Everywhere I look the fullness of early spring sprouts forth. The many Temple trees are now covered with green filigree as their future leaves materialize out of thin air.
Where were those leaves hiding throughout the cold winter? When the snows came and weighed down the branches how did these tender beings survive? Were they wintering in some other universe? I imagine little leaf people lying on warm beaches in other worlds – talking about how lovely it is to be away from the daily grind of hanging from a tree, but at the same time kind of missing it. They sip alcoholic drinks and get woozy – make sloppy love with each other in some esoteric leafy kind of way. And perhaps they eventually get bored and begin to long once again for the high breezy places.
Do they each get an assignment? Planet earth. Worcester, Mass. On the top branch of the katsura tree in the back of a Boundless Way Temple. Maybe there’s excitement—‘Have you ever been a katsura leaf before? It’s a great opportunity. Don’t forget to make that graceful heart-shape as you sprout out. And you can sprout right from the branch, no need to wait for a growing tip. And here’s how to make that lovely smell – a little like cinnamon or nutmeg – not too much – just enough to make the Zen people wonder as they walk below.’
That’s probably what happens.
Anyway, they are back now. Emerging and blossoming. Sprouting golden green and lacy from the dry brown solidity of wood—an impossible feat repeated endlessly as if it were the most normal thing in the world.
This astonishing miracle of life is hidden in plain sight – everywhere abounding – everywhere present. In the mustard weed that I pull incessantly with some annoyance to these magnificent trees that grace the Temple grounds. While we humans too often spend our days conjuring a landscape of worry—forgetting that, like the countless leaf beings, we too have sprouted forth from some utterly mysterious place—that we are indeed infinitely lucky to be hanging from whatever branch we find ourselves today.
I dream of walking through spring-damp gardens to greet the surprising rise of green shoots while I break ice in the parking lot to clear safe walkways to the Temple. What a pity!

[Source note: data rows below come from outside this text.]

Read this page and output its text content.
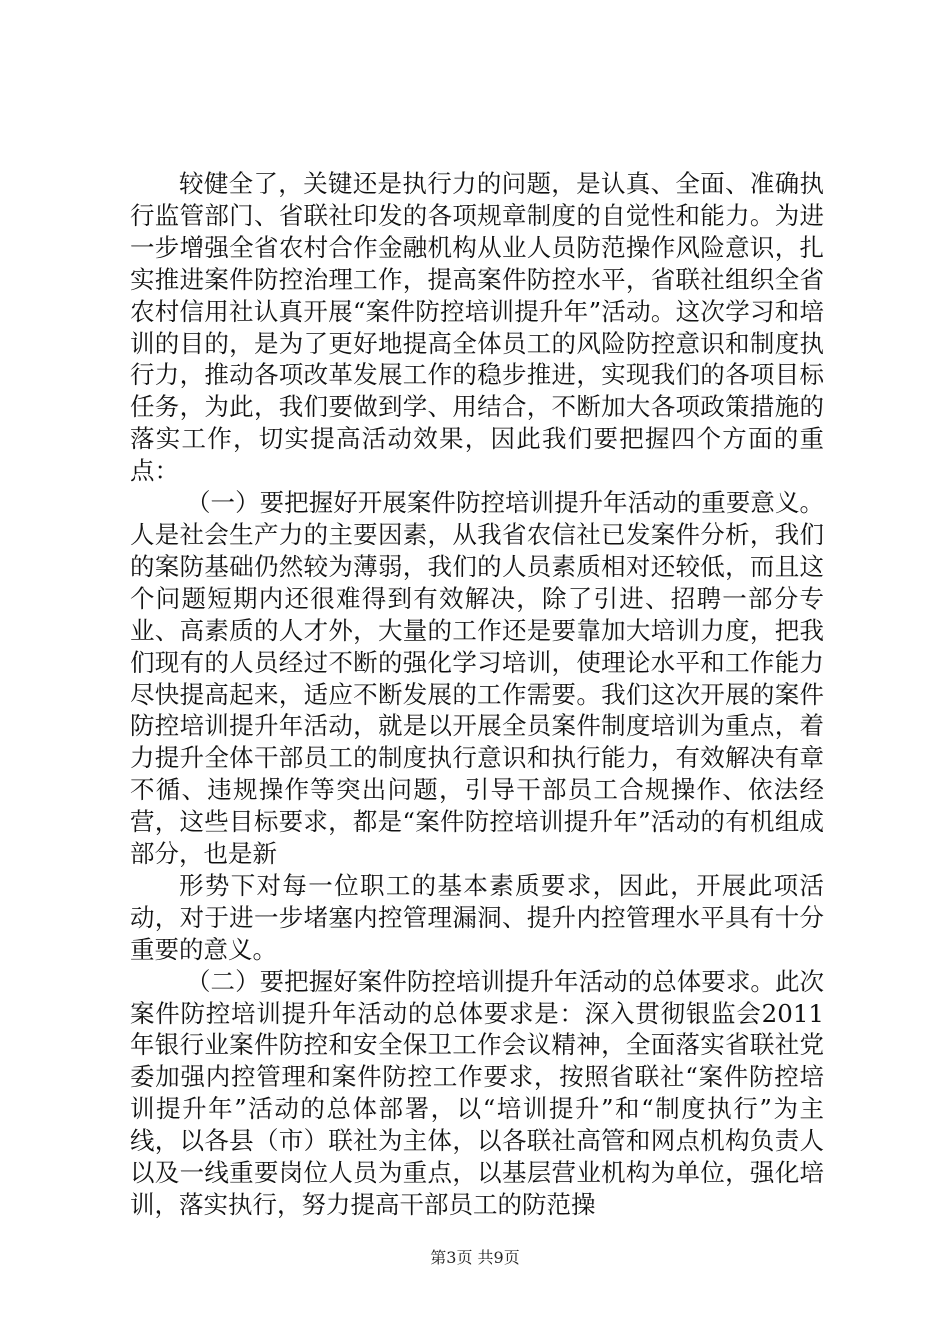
较健全了，关键还是执行力的问题，是认真、全面、准确执行监管部门、省联社印发的各项规章制度的自觉性和能力。为进一步增强全省农村合作金融机构从业人员防范操作风险意识，扎实推进案件防控治理工作，提高案件防控水平，省联社组织全省农村信用社认真开展“案件防控培训提升年”活动。这次学习和培训的目的，是为了更好地提高全体员工的风险防控意识和制度执行力，推动各项改革发展工作的稳步推进，实现我们的各项目标任务，为此，我们要做到学、用结合，不断加大各项政策措施的落实工作，切实提高活动效果，因此我们要把握四个方面的重点：

（一）要把握好开展案件防控培训提升年活动的重要意义。人是社会生产力的主要因素，从我省农信社已发案件分析，我们的案防基础仍然较为薄弱，我们的人员素质相对还较低，而且这个问题短期内还很难得到有效解决，除了引进、招聘一部分专业、高素质的人才外，大量的工作还是要靠加大培训力度，把我们现有的人员经过不断的强化学习培训，使理论水平和工作能力尽快提高起来，适应不断发展的工作需要。我们这次开展的案件防控培训提升年活动，就是以开展全员案件制度培训为重点，着力提升全体干部员工的制度执行意识和执行能力，有效解决有章不循、违规操作等突出问题，引导干部员工合规操作、依法经营，这些目标要求，都是“案件防控培训提升年”活动的有机组成部分，也是新

形势下对每一位职工的基本素质要求，因此，开展此项活动，对于进一步堵塞内控管理漏洞、提升内控管理水平具有十分重要的意义。

（二）要把握好案件防控培训提升年活动的总体要求。此次案件防控培训提升年活动的总体要求是：深入贯彻银监会2011年银行业案件防控和安全保卫工作会议精神，全面落实省联社党委加强内控管理和案件防控工作要求，按照省联社“案件防控培训提升年”活动的总体部署，以“培训提升”和“制度执行”为主线，以各县（市）联社为主体，以各联社高管和网点机构负责人以及一线重要岗位人员为重点，以基层营业机构为单位，强化培训，落实执行，努力提高干部员工的防范操

第3页 共9页
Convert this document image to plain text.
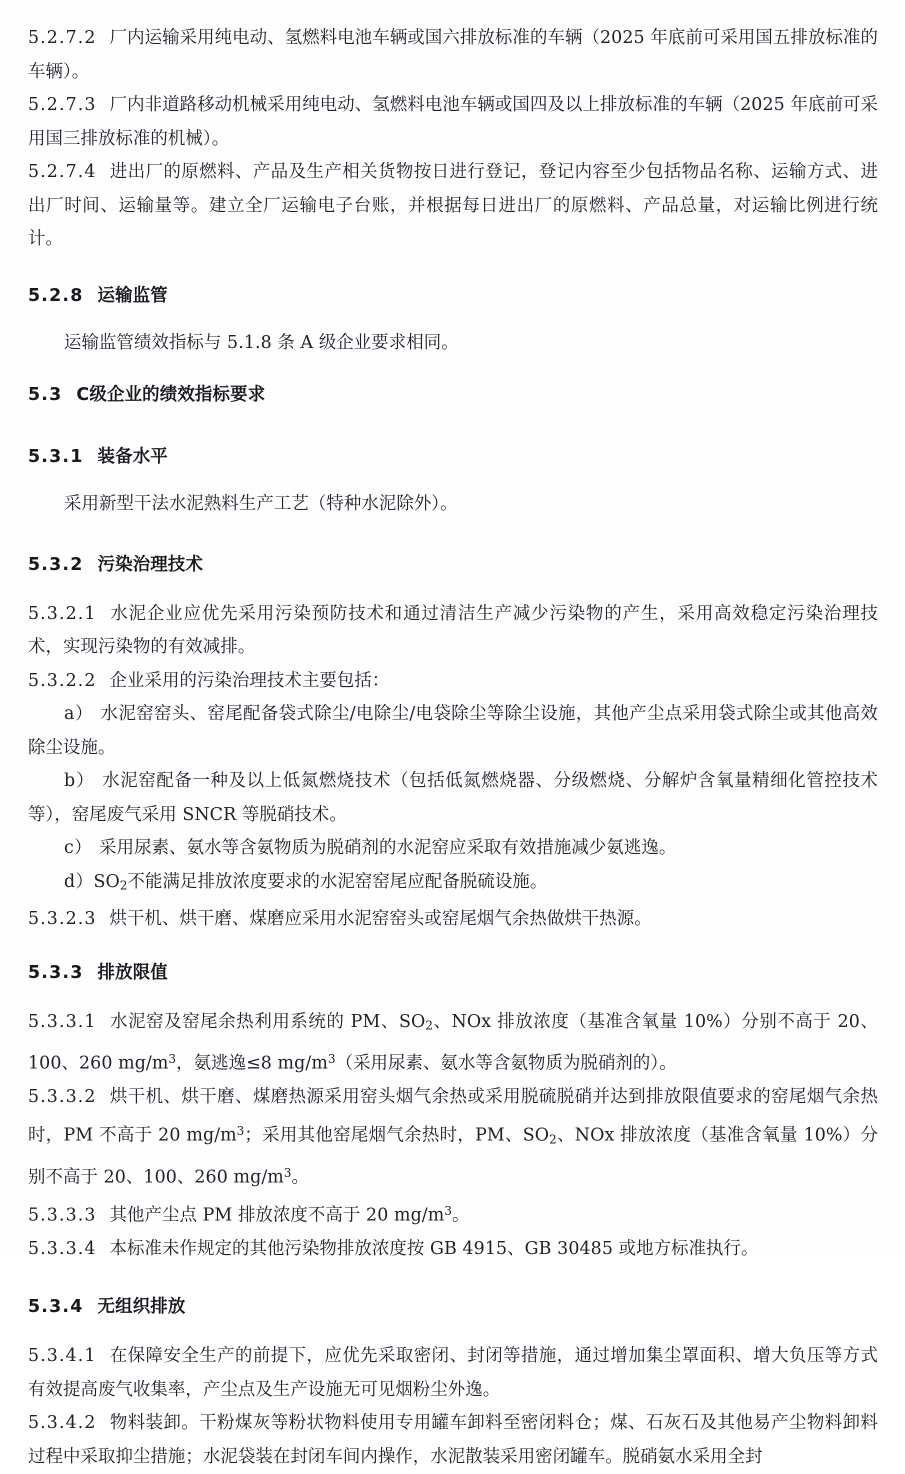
5.2.7.2 厂内运输采用纯电动、氢燃料电池车辆或国六排放标准的车辆（2025 年底前可采用国五排放标准的车辆）。

5.2.7.3 厂内非道路移动机械采用纯电动、氢燃料电池车辆或国四及以上排放标准的车辆（2025 年底前可采用国三排放标准的机械）。

5.2.7.4 进出厂的原燃料、产品及生产相关货物按日进行登记，登记内容至少包括物品名称、运输方式、进出厂时间、运输量等。建立全厂运输电子台账，并根据每日进出厂的原燃料、产品总量，对运输比例进行统计。

5.2.8 运输监管

运输监管绩效指标与 5.1.8 条 A 级企业要求相同。

5.3 C级企业的绩效指标要求

5.3.1 装备水平

采用新型干法水泥熟料生产工艺（特种水泥除外）。

5.3.2 污染治理技术

5.3.2.1 水泥企业应优先采用污染预防技术和通过清洁生产减少污染物的产生，采用高效稳定污染治理技术，实现污染物的有效减排。

5.3.2.2 企业采用的污染治理技术主要包括：

a） 水泥窑窑头、窑尾配备袋式除尘/电除尘/电袋除尘等除尘设施，其他产尘点采用袋式除尘或其他高效除尘设施。

b） 水泥窑配备一种及以上低氮燃烧技术（包括低氮燃烧器、分级燃烧、分解炉含氧量精细化管控技术等），窑尾废气采用 SNCR 等脱硝技术。

c） 采用尿素、氨水等含氨物质为脱硝剂的水泥窑应采取有效措施减少氨逃逸。

$d)SO_2$不能满足排放浓度要求的水泥窑窑尾应配备脱硫设施。

5.3.2.3 烘干机、烘干磨、煤磨应采用水泥窑窑头或窑尾烟气余热做烘干热源。

5.3.3 排放限值

5.3.3.1 水泥窑及窑尾余热利用系统的 PM、$SO_2$、NOx 排放浓度（基准含氧量 10%）分别不高于 20、100、260 $mg/m^3$，氨逃逸≤8 $mg/m^3$（采用尿素、氨水等含氨物质为脱硝剂的）。

5.3.3.2 烘干机、烘干磨、煤磨热源采用窑头烟气余热或采用脱硫脱硝并达到排放限值要求的窑尾烟气余热时，PM 不高于 20 $mg/m^3$；采用其他窑尾烟气余热时，PM、$SO_2$、NOx 排放浓度（基准含氧量 10%）分别不高于 20、100、260 $mg/m^3$。

5.3.3.3 其他产尘点 PM 排放浓度不高于 20 $mg/m^3$。

5.3.3.4 本标准未作规定的其他污染物排放浓度按 GB 4915、GB 30485 或地方标准执行。

5.3.4 无组织排放

5.3.4.1 在保障安全生产的前提下，应优先采取密闭、封闭等措施，通过增加集尘罩面积、增大负压等方式有效提高废气收集率，产尘点及生产设施无可见烟粉尘外逸。

5.3.4.2 物料装卸。干粉煤灰等粉状物料使用专用罐车卸料至密闭料仓；煤、石灰石及其他易产尘物料卸料过程中采取抑尘措施；水泥袋装在封闭车间内操作，水泥散装采用密闭罐车。脱硝氨水采用全封
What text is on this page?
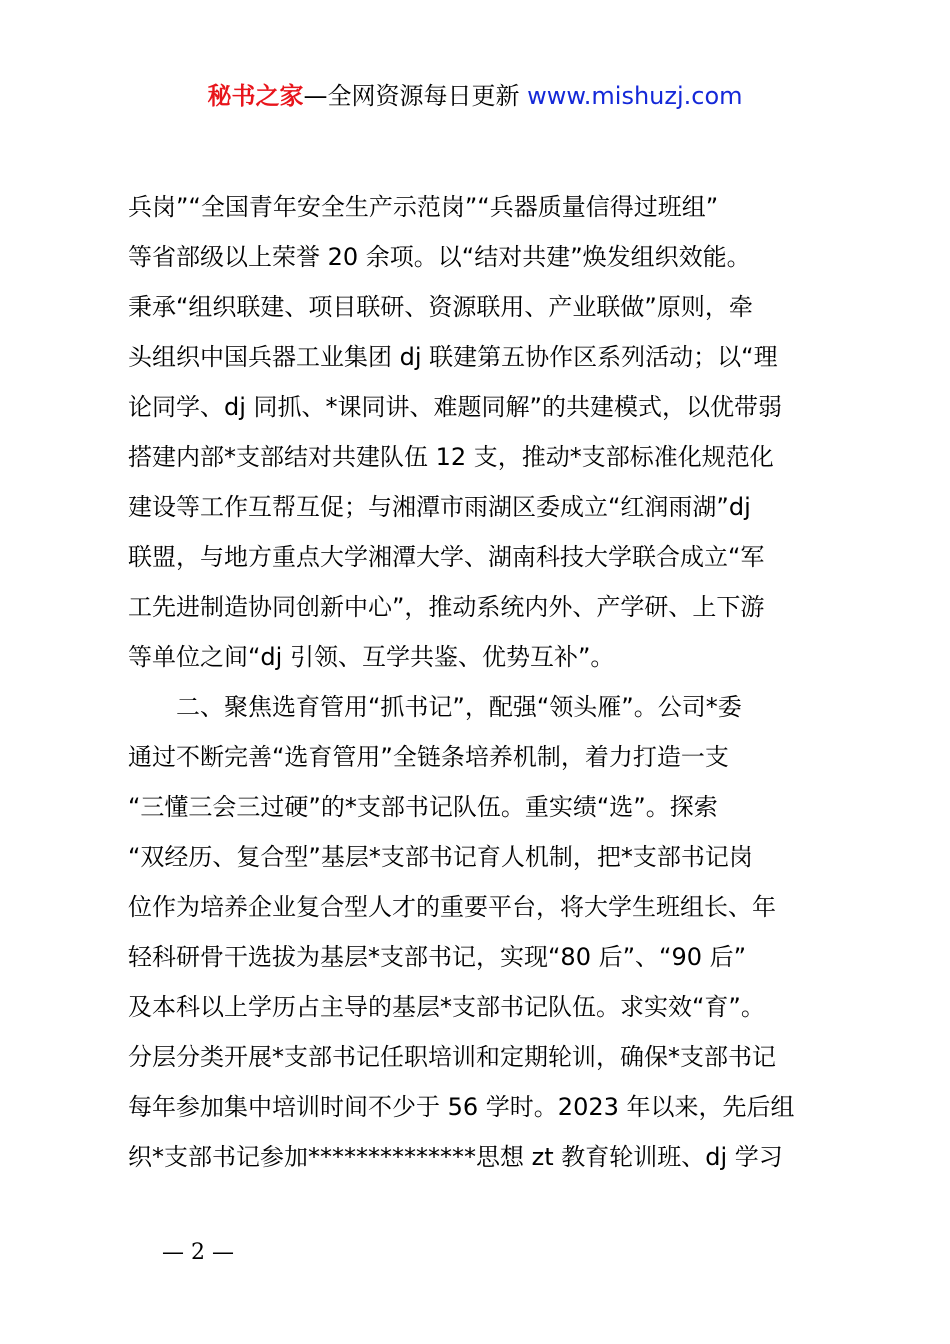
秘书之家—全网资源每日更新 www.mishuzj.com
兵岗”“全国青年安全生产示范岗”“兵器质量信得过班组”
等省部级以上荣誉 20 余项。以“结对共建”焕发组织效能。
秉承“组织联建、项目联研、资源联用、产业联做”原则，牵
头组织中国兵器工业集团 dj 联建第五协作区系列活动；以“理
论同学、dj 同抓、*课同讲、难题同解”的共建模式，以优带弱
搭建内部*支部结对共建队伍 12 支，推动*支部标准化规范化
建设等工作互帮互促；与湘潭市雨湖区委成立“红润雨湖”dj
联盟，与地方重点大学湘潭大学、湖南科技大学联合成立“军
工先进制造协同创新中心”，推动系统内外、产学研、上下游
等单位之间“dj 引领、互学共鉴、优势互补”。
二、聚焦选育管用“抓书记”，配强“领头雁”。公司*委
通过不断完善“选育管用”全链条培养机制，着力打造一支
“三懂三会三过硬”的*支部书记队伍。重实绩“选”。探索
“双经历、复合型”基层*支部书记育人机制，把*支部书记岗
位作为培养企业复合型人才的重要平台，将大学生班组长、年
轻科研骨干选拔为基层*支部书记，实现“80 后”、“90 后”
及本科以上学历占主导的基层*支部书记队伍。求实效“育”。
分层分类开展*支部书记任职培训和定期轮训，确保*支部书记
每年参加集中培训时间不少于 56 学时。2023 年以来，先后组
织*支部书记参加**************思想 zt 教育轮训班、dj 学习
— 2 —
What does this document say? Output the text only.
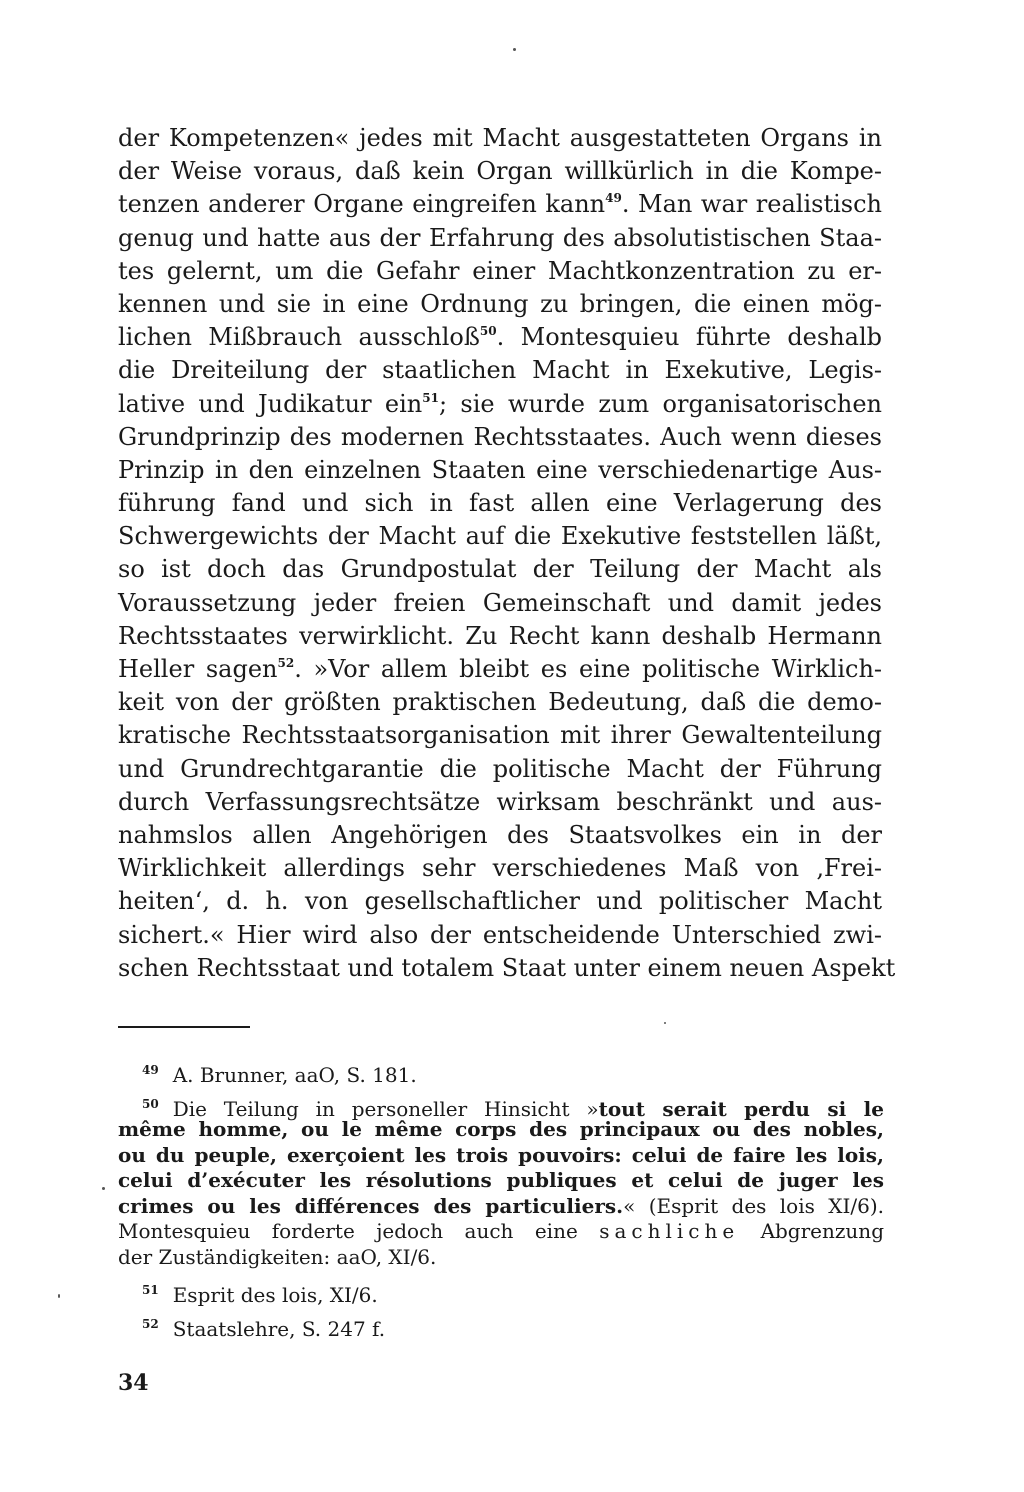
der Kompetenzen« jedes mit Macht ausgestatteten Organs in
der Weise voraus, daß kein Organ willkürlich in die Kompe-
tenzen anderer Organe eingreifen kann$^{49}$. Man war realistisch
genug und hatte aus der Erfahrung des absolutistischen Staa-
tes gelernt, um die Gefahr einer Machtkonzentration zu er-
kennen und sie in eine Ordnung zu bringen, die einen mög-
lichen Mißbrauch ausschloß$^{50}$. Montesquieu führte deshalb
die Dreiteilung der staatlichen Macht in Exekutive, Legis-
lative und Judikatur ein$^{51}$; sie wurde zum organisatorischen
Grundprinzip des modernen Rechtsstaates. Auch wenn dieses
Prinzip in den einzelnen Staaten eine verschiedenartige Aus-
führung fand und sich in fast allen eine Verlagerung des
Schwergewichts der Macht auf die Exekutive feststellen läßt,
so ist doch das Grundpostulat der Teilung der Macht als
Voraussetzung jeder freien Gemeinschaft und damit jedes
Rechtsstaates verwirklicht. Zu Recht kann deshalb Hermann
Heller sagen$^{52}$. »Vor allem bleibt es eine politische Wirklich-
keit von der größten praktischen Bedeutung, daß die demo-
kratische Rechtsstaatsorganisation mit ihrer Gewaltenteilung
und Grundrechtgarantie die politische Macht der Führung
durch Verfassungsrechtsätze wirksam beschränkt und aus-
nahmslos allen Angehörigen des Staatsvolkes ein in der
Wirklichkeit allerdings sehr verschiedenes Maß von ‚Frei-
heiten‘, d. h. von gesellschaftlicher und politischer Macht
sichert.« Hier wird also der entscheidende Unterschied zwi-
schen Rechtsstaat und totalem Staat unter einem neuen Aspekt
$^{49}$ A. Brunner, aaO, S. 181.
$^{50}$ Die Teilung in personeller Hinsicht »tout serait perdu si le
même homme, ou le même corps des principaux ou des nobles,
ou du peuple, exerçoient les trois pouvoirs: celui de faire les lois,
celui d’exécuter les résolutions publiques et celui de juger les
crimes ou les différences des particuliers.« (Esprit des lois XI/6).
Montesquieu forderte jedoch auch eine sachliche Abgrenzung
der Zuständigkeiten: aaO, XI/6.
$^{51}$ Esprit des lois, XI/6.
$^{52}$ Staatslehre, S. 247 f.
34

Don’t you think you’d get tired too? If you were a holy person who had traveled from India to China and wandered in the mountains for years? Wouldn’t there be some days when the beauty of the peaks and valleys was not so beautiful? When the whole enterprise seemed like a silly dream and you might even wonder why you ever began? When the wild dream of your heart became a story without meaning? At this time, you might dream again of your childhood home—of your life before wandering. Warm summer evenings riding bikes with your brother—tracing easy circles on the street in front of your house until the dusk deepened and your mother called you both safely back inside. You might dream of those simpler circles and wonder how they got so large and how you came to this particular place. You might marvel at the immensity of this tumbling universe and consider the fragility of our brief orientation. And you might want to lie down if you came to just the right place—or if the winter had been especially long—or the most recent snowfall especially deep. And you wouldn’t even mind if someone came by and saw you sleeping and knew that you had put down even your most precious dreams and were just getting a few winks before spring comes again.
Flying over the foothills from Asheville to Charlotte, the roads below twist and turn like meandering rivers. Following the intimate logic of the terrain, they find no use for the unbending competence of straight lines. Their silly bends and playful switchbacks delight me with their seeming lack of purpose – as if there were all the time in the world to get from here to there – as if ‘there’ were not so much a better place than ‘here’, but rather just another kind of here – to be reached soon enough, if at all.
Nearer Charlotte, the landscape flattens and houses sprout with rectangular regularity. The straighter lines of muscular highways impose themselves over the landscape — organizing principles promising the false efficiency of arriving somewhere more important – faster. But in the meantime (and our whole life happens in the meantime), we miss the melody of the sweet unreasoning changes of texture and contour that are the thing itself.
We intimately travel the boundless landscape of our lives. Why hurry? It’s just one thing after the other. And besides, soon enough we will reach the surprising conclusion – that vaster mystery of death – so apparently beyond these fleeting breaths of form.
No straight lines for me please. Give me the sweep of the curve that tells the ancient geometry of the earth – the unexpected arc that follows the contours of some deeper urgency. Let this turn as the plane tilts and banks toward the unseen runway be enough of a destination for now. Let me enjoy the soft touching that happens on its own – my shoulder against the unknown stranger sitting right here in the seat next to me.